Geçen gün radyoda Kral FM dinliyordum. Radyo programında insanoğlunun kendi türü olan insanlara, hayvanlara ve tabiata verdiği zararlardan bahsediliyordu. İnsanoğlunun dünyadan elini eteğini çektiğinde dünyanın tahribatının en kısa sürede biteceğini ve dünyanın kendi kendini onaracağı konusu işleniyordu.
Dünyadaki tüm canlıları ve insanoğlunu yaratan Cenâb-ı Mevlâm, insanoğlunu yarattıktan sonra onlara güvenmedi. Kur’an-ı Kerim’de adı geçen 25 Peygamber olmasına rağmen, Peygamberimiz Hz Muhammed Mustafa’nın bir Hadisi’nde, 124 bin Peygamber gönderildiği haberi verilmiştir.
İnsanoğlunun, kendi aralarında barış ve hoşgörü içerisinde diğer hayvan ve bitkilerle de uyum içerisinde yaşasınlar diye Yüce Mevlâm;124 bin Peygamberi insanoğluna gönderdi. Ama yine de bunlar insanoğluna yetmemiştir. Dünyadaki tüm canlılar arasında doğal dengeyi bozan yegâne varlık, insanoğlu olmuştur. Tüm canlılarla, ahenk içerisinde yaşamamış her zaman bencil ve gaddar olmuştur.
İhtirasları doğrultusunda savaş çıkarabiliyor. Savaşlarda kadın, çocuk demeden insanların ölmelerine gözünü kırpmadan sebep olabiliyor. Nasıl bir ruh yapısı olduğunu anlayamadığım suçsuz insanların kafalarını kesebiliyor, ellerini arkadan bağlayıp öldürebiliyor.(Ör; IŞID terör örgütü ve Rusya-Ukrayna Savaşı’nda olduğu gibi..)
Mikrop, virüs üreterek hastalıklar yaratılarak insanların ölmelerine sebep olabiliyorlar. Canlılara zarar vererek onların sakat kalmalarını ve ölmelerini gözünü kırpmadan izleyen hep bu insanoğludur.

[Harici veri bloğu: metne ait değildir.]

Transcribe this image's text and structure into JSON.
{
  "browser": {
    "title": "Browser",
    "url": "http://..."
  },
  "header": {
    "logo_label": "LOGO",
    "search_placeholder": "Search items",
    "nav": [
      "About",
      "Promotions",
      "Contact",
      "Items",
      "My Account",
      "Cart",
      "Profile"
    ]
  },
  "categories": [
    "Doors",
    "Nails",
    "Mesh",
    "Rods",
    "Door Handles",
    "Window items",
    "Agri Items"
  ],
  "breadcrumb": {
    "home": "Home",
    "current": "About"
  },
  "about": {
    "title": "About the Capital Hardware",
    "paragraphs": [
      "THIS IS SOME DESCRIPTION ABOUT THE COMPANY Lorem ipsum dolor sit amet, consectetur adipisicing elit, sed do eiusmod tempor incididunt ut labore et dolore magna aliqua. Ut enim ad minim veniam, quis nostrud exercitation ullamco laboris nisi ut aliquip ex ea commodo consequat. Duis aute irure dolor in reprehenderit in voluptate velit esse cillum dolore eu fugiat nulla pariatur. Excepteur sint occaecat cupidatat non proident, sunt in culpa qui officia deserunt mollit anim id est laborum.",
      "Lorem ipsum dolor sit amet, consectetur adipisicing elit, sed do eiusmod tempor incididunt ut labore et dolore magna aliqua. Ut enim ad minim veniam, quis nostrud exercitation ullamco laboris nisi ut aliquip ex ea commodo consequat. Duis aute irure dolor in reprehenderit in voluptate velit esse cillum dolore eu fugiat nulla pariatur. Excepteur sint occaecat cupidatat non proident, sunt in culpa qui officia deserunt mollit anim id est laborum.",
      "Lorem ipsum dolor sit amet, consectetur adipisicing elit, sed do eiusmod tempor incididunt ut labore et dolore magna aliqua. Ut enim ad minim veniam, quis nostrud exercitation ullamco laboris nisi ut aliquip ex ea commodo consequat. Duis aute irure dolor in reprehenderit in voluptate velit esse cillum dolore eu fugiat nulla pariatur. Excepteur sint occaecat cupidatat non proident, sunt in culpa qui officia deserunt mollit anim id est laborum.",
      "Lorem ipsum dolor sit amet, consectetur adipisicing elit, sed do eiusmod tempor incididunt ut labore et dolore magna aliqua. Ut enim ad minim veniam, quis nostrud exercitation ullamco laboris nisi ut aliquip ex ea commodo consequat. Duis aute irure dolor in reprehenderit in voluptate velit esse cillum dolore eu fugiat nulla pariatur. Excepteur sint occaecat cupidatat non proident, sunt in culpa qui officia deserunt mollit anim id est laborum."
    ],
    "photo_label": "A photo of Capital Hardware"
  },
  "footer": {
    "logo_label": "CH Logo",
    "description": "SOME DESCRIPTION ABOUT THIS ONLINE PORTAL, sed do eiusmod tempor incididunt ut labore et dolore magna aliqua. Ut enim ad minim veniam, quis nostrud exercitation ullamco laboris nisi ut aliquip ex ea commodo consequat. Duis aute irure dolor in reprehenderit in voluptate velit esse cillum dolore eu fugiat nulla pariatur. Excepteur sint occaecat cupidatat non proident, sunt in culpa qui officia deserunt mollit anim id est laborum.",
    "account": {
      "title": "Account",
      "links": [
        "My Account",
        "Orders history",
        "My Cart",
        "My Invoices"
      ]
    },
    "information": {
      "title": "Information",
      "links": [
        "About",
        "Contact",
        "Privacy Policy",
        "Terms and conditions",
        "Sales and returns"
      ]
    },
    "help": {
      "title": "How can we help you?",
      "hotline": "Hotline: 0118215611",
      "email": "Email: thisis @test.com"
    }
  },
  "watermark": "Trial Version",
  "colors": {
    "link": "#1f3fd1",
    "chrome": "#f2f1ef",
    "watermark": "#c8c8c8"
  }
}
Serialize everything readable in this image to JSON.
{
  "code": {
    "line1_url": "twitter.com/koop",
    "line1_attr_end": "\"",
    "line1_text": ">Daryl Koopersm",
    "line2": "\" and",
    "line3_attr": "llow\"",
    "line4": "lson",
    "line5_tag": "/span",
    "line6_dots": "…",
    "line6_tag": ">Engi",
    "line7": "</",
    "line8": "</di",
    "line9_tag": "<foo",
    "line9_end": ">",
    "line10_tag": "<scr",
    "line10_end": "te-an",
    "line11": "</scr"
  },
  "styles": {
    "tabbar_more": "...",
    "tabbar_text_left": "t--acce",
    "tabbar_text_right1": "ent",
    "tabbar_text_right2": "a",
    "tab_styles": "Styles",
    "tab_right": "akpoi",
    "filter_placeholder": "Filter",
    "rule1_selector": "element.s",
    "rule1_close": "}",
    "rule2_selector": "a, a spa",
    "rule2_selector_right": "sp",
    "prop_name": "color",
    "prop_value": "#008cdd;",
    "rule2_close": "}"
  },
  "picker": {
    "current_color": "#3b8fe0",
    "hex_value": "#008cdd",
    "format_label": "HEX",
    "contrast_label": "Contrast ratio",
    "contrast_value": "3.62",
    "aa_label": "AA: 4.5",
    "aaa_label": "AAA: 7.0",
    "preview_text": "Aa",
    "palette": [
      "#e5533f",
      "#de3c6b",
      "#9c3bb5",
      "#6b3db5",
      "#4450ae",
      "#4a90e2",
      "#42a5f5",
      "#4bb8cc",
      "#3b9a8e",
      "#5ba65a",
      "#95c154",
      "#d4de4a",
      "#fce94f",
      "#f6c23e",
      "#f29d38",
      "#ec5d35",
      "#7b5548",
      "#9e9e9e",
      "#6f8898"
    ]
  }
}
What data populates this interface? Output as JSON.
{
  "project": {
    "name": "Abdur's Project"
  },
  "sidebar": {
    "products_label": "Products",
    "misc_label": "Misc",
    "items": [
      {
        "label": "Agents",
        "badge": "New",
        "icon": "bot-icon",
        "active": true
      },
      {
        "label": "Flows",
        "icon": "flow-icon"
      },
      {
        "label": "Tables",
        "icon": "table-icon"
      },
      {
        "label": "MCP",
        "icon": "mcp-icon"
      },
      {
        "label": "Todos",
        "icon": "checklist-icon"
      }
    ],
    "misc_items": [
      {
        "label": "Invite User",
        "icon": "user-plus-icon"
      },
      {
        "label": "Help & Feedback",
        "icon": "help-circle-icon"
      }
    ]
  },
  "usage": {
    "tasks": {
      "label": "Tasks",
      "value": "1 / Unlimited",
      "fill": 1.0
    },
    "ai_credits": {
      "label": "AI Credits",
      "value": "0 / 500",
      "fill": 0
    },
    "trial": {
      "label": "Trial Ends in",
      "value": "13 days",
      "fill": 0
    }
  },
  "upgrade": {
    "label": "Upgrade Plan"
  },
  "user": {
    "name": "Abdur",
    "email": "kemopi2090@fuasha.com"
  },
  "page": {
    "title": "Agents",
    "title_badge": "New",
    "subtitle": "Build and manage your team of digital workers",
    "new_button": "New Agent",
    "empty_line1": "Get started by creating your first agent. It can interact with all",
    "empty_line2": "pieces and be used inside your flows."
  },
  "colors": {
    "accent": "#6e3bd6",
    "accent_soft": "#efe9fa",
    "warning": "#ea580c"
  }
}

Tütün ürünlerini insanoğlunun kullanması için özendiren, GDO’lu ürünleri (hastalıklı gıdaları) tüketmesi için teşvik edici yasalar çıkararak zorlayan insanoğlunun ta kendisi. Sonucunda hasta olan insanların eski sağlıklarına kavuşması için milyonlarca lira para harcamasını sağlayan yine bu insanlıktan çıkmış,cani insanoğludur.
Tüm dünyada sayıları gittikçe artan bu vahşi yaratıkların ülkemizde de son günlerde değişik türlerine rastlayabiliyoruz. Örneğin;
İstanbul Sancaktepe’de 5 çocuğu olup, 6. çocuğunu eşi istemiyor diye kimseye söylemeden banyoda doğuran kadının yaptıklarını unutamıyorum. Eşi ile aralarında sorun çıkmasın diye doğan çocuğunu çöp konteynerine atan bir kadın.
Bir anne kendi çocuğunu öldürüp çöp konteynerine atabilir mi? Anne değil vahşi cani bir yaratıktan başka bir şey değil!
Bir başka örnek daha!
Birkaç gün önce, Pendik’te boş arazide bebek ağlaması sesi duyan vatandaşların ihbarı üzerine olay yerine giden Pendik 11 Nolu sağlık yardım ekipleri yaklaşık 3 aylık bir bebekle karşılaştılar. İlk kontrolde bebeğin aç olduğunu anlayan acil tıp teknisyeni Büşra Durmaz kendisinin de bir bebek annesi olması sebebiyle buldukları bebeği emzirmiş.Onu bağrına basarak, anne şefkati göstermiş. Kan bağı olan biyolojik annesi ölüme terk ederken bir başka anne yüreğine bağrına basıyor 3 aylık masum bebeği.
Kendi evladını çöp konteynerine atan da, boş arsaya atan da vahşi yaratıktır! Çok para kazanmak için hastalıkları üretip insanların ölmelerine veya sakat kalmalarına sebep olanlarda vahşi yaratıktır! Bir kişinin ihtirası üzerine savaş çıkararak insanların ölmelerine, yaralanmalarına, evlerinden yurtlarından olmalarına da sebep olan da vahşi yaratıktır!
Cenab-ı Mevlâm boşuna 124 bin Peygamber göndermemiş. Ama bu insanoğlu akıllanmamış, dünyanın sonuna kadar da akıllanmayacak anlaşılan! Yaşadığımız bu gelişmelerden sonra Allah’tan bu cani yaratıklara akıl, fikir vermesini dilemekten başka bir şey kalmıyor galiba!